Elles alimentent un récit collectif d’abus de pouvoir et cristallisent un sentiment d’impuissance face à des pratiques perçues comme arbitraires.
Le rappel nécessaire du cadre de la loi
Face à cette polémique, il est essentiel de revenir aux textes qui régissent les prérogatives des forces de l’ordre. La loi est pourtant claire :
· Accès au véhicule : Un agent n’a pas le droit de pénétrer à l’intérieur d’un véhicule sans le consentement du conducteur ou sans un motif légitime et proportionné, tel qu’une suspicion de crime ou de délit flagrant. S’installer dans une voiture pour faire pression sur son occupant constitue un abus.
· Plaques d’immatriculation : Le retrait ou la confiscation des plaques est une mesure strictement encadrée. Elle ne peut intervenir que dans des circonstances précises : suite à une décision de justice, en cas d’irrégularité manifeste de la plaque (fausse, illisible) ou si le véhicule est déclaré en état de vol. Arracher une plaque est un acte purement destructeur et illégal, qui n’est prévu par aucun texte. Cela relève du vandalisme et peut être poursuivi comme tel.

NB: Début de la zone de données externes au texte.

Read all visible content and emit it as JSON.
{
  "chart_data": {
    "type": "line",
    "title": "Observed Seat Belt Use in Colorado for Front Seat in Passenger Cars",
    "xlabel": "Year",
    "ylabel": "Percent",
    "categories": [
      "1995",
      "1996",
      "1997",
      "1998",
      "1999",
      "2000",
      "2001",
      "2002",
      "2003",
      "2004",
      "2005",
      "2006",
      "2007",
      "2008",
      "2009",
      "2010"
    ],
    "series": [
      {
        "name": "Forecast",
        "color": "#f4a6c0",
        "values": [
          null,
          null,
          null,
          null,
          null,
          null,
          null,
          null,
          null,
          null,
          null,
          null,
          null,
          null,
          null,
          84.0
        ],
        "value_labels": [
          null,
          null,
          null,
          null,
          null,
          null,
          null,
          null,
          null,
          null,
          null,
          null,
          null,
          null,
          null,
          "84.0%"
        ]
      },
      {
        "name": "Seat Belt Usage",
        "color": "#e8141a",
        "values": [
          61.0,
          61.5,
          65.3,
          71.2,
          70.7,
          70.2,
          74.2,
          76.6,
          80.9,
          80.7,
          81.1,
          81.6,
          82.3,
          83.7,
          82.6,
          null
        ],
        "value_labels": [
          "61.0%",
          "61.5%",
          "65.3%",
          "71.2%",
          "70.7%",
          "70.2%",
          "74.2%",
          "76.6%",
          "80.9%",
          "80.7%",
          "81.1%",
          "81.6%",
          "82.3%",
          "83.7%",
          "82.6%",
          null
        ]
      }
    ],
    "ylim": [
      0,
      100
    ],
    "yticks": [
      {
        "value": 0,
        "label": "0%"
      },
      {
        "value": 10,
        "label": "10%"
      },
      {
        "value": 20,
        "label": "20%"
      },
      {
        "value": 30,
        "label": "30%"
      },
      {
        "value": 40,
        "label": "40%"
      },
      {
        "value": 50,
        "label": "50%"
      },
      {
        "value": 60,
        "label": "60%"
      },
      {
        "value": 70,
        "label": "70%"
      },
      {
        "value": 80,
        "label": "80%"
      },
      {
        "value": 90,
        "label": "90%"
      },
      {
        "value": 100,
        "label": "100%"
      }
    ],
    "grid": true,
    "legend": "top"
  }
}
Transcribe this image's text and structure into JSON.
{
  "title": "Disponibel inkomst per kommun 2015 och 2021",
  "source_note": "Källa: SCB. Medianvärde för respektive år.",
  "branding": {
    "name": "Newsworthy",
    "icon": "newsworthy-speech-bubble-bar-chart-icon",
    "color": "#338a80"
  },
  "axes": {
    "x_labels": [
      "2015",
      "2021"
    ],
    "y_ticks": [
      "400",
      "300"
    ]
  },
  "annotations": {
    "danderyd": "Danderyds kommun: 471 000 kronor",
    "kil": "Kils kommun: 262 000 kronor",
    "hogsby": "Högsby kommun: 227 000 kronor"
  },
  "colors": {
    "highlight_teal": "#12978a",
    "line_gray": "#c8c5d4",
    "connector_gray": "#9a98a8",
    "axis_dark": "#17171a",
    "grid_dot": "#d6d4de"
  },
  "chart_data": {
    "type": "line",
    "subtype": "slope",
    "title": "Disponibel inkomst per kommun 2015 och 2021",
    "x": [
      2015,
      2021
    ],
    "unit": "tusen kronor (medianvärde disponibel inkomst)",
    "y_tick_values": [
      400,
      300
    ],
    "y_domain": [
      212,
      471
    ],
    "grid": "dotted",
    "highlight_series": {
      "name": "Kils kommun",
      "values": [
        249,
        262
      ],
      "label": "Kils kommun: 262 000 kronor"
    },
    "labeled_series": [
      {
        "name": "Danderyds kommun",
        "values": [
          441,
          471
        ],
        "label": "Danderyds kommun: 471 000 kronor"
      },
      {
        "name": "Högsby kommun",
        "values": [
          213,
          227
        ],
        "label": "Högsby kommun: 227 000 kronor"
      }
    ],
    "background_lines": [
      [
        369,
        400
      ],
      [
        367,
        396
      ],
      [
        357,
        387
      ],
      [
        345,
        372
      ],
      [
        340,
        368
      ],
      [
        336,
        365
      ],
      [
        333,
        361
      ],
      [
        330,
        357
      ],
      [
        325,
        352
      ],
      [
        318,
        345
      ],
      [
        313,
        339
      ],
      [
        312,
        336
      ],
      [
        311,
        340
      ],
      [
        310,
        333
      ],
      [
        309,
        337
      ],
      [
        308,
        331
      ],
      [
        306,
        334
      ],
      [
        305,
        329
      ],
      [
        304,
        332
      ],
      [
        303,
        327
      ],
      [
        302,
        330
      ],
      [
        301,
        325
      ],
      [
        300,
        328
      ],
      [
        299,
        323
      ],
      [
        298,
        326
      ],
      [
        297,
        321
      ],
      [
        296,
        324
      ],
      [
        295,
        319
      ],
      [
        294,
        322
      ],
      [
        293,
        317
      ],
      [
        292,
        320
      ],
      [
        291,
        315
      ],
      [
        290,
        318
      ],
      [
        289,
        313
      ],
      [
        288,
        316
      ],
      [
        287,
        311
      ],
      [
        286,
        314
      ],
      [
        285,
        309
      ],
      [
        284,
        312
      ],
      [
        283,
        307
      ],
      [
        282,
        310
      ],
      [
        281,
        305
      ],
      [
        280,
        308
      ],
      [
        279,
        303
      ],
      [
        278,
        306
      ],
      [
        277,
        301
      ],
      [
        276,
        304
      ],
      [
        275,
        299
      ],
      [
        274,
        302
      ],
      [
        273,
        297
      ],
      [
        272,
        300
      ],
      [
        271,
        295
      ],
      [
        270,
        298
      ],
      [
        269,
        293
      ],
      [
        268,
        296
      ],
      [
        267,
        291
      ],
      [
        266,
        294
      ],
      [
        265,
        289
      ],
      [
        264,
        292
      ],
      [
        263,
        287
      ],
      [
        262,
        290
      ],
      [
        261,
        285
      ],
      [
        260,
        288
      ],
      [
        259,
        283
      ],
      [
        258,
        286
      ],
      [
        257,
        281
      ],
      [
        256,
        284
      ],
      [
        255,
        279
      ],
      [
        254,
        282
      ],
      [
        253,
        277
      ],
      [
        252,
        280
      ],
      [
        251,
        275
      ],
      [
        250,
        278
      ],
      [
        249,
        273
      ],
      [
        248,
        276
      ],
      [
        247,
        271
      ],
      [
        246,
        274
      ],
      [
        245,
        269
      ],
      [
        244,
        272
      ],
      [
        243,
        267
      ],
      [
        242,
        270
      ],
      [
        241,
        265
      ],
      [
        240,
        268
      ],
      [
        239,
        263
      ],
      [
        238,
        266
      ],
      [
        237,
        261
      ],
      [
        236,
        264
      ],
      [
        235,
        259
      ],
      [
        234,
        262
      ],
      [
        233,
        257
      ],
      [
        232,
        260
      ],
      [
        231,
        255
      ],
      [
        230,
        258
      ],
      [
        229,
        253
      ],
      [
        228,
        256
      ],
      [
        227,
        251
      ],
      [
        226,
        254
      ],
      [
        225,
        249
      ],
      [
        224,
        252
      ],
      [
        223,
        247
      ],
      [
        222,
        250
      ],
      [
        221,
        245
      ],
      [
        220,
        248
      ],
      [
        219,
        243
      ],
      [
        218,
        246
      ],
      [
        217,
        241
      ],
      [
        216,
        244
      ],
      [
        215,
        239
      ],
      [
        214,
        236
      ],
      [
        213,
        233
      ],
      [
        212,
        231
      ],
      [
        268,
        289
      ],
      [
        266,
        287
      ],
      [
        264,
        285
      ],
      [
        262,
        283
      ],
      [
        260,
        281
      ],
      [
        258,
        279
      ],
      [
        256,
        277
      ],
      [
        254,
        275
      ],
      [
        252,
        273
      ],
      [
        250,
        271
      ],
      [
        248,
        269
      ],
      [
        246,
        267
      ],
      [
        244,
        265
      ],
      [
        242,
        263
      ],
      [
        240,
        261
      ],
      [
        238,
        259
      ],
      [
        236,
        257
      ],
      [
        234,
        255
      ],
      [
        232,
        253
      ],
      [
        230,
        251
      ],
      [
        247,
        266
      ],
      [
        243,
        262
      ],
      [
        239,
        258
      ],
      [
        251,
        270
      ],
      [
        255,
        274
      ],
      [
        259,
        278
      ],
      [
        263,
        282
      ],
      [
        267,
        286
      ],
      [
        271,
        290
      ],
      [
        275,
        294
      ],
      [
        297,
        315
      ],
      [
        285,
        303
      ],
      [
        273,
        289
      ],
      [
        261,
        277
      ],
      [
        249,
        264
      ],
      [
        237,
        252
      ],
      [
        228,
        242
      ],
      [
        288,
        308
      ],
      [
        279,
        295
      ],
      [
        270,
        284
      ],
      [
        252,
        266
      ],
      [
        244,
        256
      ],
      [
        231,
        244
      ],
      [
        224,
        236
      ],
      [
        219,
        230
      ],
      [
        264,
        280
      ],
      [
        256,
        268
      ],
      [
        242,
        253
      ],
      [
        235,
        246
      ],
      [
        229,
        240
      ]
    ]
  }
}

Comme le souligne Arnold Maketa, juriste spécialisé en droit routier :
« La procédure est là pour protéger à la fois l’agent et le citoyen. Tout écart, comme l’endommagement délibéré d’une plaque, constitue non seulement un abus d’autorité mais aussi une faute disciplinaire et pénale pour l’agent. Le citoyen est en droit de refuser une telle action. »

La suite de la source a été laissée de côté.